Gamma-hydroxybutyric acid, commonly known as GHB, is an illegal drug that has the potential for abuse and addition. GHB is a central nervous system depressant similar to alcohol, ketamine, and Rohypnol in its effects. It acts on certain receptors in the brain to produce sedative effects and a feeling of relaxation among its users. It can also be used to stimulate the production of human growth hormone in the body, making it popular among bodybuilders and other athletes. In addition to contributing to more muscle mass, athletes often use GHB to counteract the effects of any stimulants, like ephedrine, they may be taking in order to get a good night’s sleep.
GHB is particularly dangerous for individuals because of the low dose needed to produce effects. The potential for overdose is extremely high and often results in death. GHB users give the appearance of being drunk. Individuals will exhibit slurred speech and loss of motor control, resulting in trips and falls.
Chronic use of GHB leads to physical and mental dependence on the drug. Over time, a user’s tolerance to GHB increases. They will need to consume greater quantities of the drug in order to feel the same intoxicating effects and eventually may need GHB in order to function normally. When GHB is stopped abruptly, severe withdrawal symptoms will occur due to the body’s physical dependence on it.
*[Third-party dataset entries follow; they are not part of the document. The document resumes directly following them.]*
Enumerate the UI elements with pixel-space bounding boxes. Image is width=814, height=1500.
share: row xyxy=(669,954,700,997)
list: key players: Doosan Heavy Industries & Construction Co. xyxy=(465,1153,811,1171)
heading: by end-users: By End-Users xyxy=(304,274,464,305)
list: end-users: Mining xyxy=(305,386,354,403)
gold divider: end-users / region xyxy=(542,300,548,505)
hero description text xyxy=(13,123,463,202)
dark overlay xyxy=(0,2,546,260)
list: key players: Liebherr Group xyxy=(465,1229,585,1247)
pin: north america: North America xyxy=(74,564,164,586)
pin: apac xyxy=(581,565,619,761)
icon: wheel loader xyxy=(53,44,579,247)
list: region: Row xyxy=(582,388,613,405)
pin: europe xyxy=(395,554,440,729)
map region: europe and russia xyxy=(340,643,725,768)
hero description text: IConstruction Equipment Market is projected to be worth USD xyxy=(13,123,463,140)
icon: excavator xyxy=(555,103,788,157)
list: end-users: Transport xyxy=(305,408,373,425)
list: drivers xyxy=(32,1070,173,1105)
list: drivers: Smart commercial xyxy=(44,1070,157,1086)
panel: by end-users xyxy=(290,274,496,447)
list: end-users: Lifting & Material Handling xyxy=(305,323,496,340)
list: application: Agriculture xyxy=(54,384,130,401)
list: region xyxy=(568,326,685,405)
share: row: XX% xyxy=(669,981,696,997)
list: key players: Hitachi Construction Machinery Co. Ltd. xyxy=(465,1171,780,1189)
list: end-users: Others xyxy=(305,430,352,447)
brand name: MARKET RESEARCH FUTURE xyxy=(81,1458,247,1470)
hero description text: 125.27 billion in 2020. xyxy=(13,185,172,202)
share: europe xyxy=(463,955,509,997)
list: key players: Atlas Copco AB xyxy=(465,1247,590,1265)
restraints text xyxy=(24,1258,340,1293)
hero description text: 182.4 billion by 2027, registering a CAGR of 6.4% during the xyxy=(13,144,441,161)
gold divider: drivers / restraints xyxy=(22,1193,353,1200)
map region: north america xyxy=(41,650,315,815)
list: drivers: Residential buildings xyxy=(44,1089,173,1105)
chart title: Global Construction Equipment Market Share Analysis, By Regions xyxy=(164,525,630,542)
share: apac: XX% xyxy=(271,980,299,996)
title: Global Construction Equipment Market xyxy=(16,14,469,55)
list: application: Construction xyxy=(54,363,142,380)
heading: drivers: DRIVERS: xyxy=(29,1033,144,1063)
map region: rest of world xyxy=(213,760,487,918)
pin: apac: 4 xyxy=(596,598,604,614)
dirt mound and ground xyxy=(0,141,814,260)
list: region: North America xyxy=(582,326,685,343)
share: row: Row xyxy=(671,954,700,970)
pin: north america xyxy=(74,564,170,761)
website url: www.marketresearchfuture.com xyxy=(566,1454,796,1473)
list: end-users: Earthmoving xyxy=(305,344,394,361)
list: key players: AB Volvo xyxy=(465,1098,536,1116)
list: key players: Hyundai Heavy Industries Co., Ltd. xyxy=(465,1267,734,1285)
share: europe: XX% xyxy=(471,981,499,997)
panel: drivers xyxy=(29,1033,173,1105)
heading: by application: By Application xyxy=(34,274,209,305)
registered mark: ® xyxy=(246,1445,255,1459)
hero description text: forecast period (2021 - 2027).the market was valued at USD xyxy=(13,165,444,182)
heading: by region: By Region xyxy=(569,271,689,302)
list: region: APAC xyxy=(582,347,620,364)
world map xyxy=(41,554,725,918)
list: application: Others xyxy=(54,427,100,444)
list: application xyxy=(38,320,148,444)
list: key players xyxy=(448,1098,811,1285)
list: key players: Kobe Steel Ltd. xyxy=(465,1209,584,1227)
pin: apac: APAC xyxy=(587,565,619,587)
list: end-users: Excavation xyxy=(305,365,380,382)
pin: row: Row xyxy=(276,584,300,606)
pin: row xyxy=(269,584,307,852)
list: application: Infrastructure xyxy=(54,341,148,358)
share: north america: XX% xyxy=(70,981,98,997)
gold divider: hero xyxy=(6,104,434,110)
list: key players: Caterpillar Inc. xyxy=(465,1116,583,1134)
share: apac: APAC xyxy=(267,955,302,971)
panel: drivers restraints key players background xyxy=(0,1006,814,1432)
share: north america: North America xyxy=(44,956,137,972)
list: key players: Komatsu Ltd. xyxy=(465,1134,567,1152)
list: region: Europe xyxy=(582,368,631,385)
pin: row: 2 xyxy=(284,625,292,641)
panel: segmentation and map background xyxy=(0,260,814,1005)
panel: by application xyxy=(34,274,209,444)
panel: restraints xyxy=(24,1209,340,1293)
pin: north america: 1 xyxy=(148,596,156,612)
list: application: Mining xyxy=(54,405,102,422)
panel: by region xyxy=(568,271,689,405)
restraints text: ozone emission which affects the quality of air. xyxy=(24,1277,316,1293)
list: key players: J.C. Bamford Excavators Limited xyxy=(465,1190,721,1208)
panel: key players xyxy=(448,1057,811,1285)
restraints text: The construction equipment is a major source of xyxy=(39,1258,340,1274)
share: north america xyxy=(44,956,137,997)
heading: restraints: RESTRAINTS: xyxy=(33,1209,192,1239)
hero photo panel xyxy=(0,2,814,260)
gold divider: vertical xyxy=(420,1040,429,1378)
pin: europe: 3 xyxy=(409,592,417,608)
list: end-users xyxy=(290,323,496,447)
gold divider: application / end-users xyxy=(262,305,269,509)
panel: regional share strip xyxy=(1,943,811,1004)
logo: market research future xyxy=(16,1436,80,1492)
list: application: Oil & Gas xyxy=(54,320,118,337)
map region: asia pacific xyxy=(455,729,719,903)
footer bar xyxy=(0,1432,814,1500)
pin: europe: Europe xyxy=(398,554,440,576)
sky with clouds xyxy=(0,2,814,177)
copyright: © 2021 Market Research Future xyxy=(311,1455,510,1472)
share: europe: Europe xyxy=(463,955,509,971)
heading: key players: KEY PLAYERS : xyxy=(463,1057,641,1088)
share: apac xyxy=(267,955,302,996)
GHB withdrawal symptoms are severe and prolonged. They are typically comparable to alcohol withdrawal symptoms, but last longer. GHB withdrawal can last as long as ten to fourteen days. During this time, GHB withdrawal symptoms can include psychosis, hallucinations, seizures, delirium tremens, severe cravings, agitation, irritability, high blood pressure, increased heart rate, nausea, vomiting, and death. Seizures during GHB detox are of particular concern. Once seizure activity begins during withdrawal, they can be difficult to control. Individuals are often administered anti-seizure medications like benzodiazepines to stop seizures from occurring. If seizures become prolonged are not able to be controlled, brain injury and death can occur because of the physical toll the seizures take.
There are typically three stages of withdrawal individuals go through during GHB detox. The early stage occurs within one to twenty-four hours after the last usage. This early stage includes symptoms of insomnia, a fast heart rate, nausea, vomiting, anxiety, delirium, tremors, high blood pressure, and sweating. During the following one to six days, these early symptoms gradually worsen and peak. Finally, these symptoms begin to subside and become less intense while occurring episodically.
Regular users of GHB should never attempt to quit using the drug on their own. Like alcohol withdrawal, there is a high risk of injury or death associated with GHB detox. Individuals who are dependent on GHB should detox in an inpatient facility. During detox, the patient will be closely supervised and monitored to avoid life-threatening seizures and cardiovascular events. Medications may be administered during detox to avoid serious complication.
Although the physical symptoms of GHB withdrawal may subside after a couple of weeks, the psychological symptoms can be quite prolonged. These symptoms include an intense craving for the drug, anxiety, depression, insomnia and sometimes cognitive deficits. Memory loss can accompany GHB withdrawal. This amnesia can make treatment difficult because individuals do not remember the consequences of their addiction to the drug. During this phase of treatment, individuals will need supportive counseling and therapy in order to overcome their addiction to GHB.
The severity of withdrawal symptoms varies between individuals. Factors affecting withdrawal symptoms include how often GHB was consumed, how long it was consumed, if other drugs or alcohol were typically used along with it, and if there are any underlying mental health disorders.
GHB withdrawal can be a difficult process, but the addiction can be stopped. An inpatient facility trained in GHB detox can help individuals navigate the process safely and with support and compassion.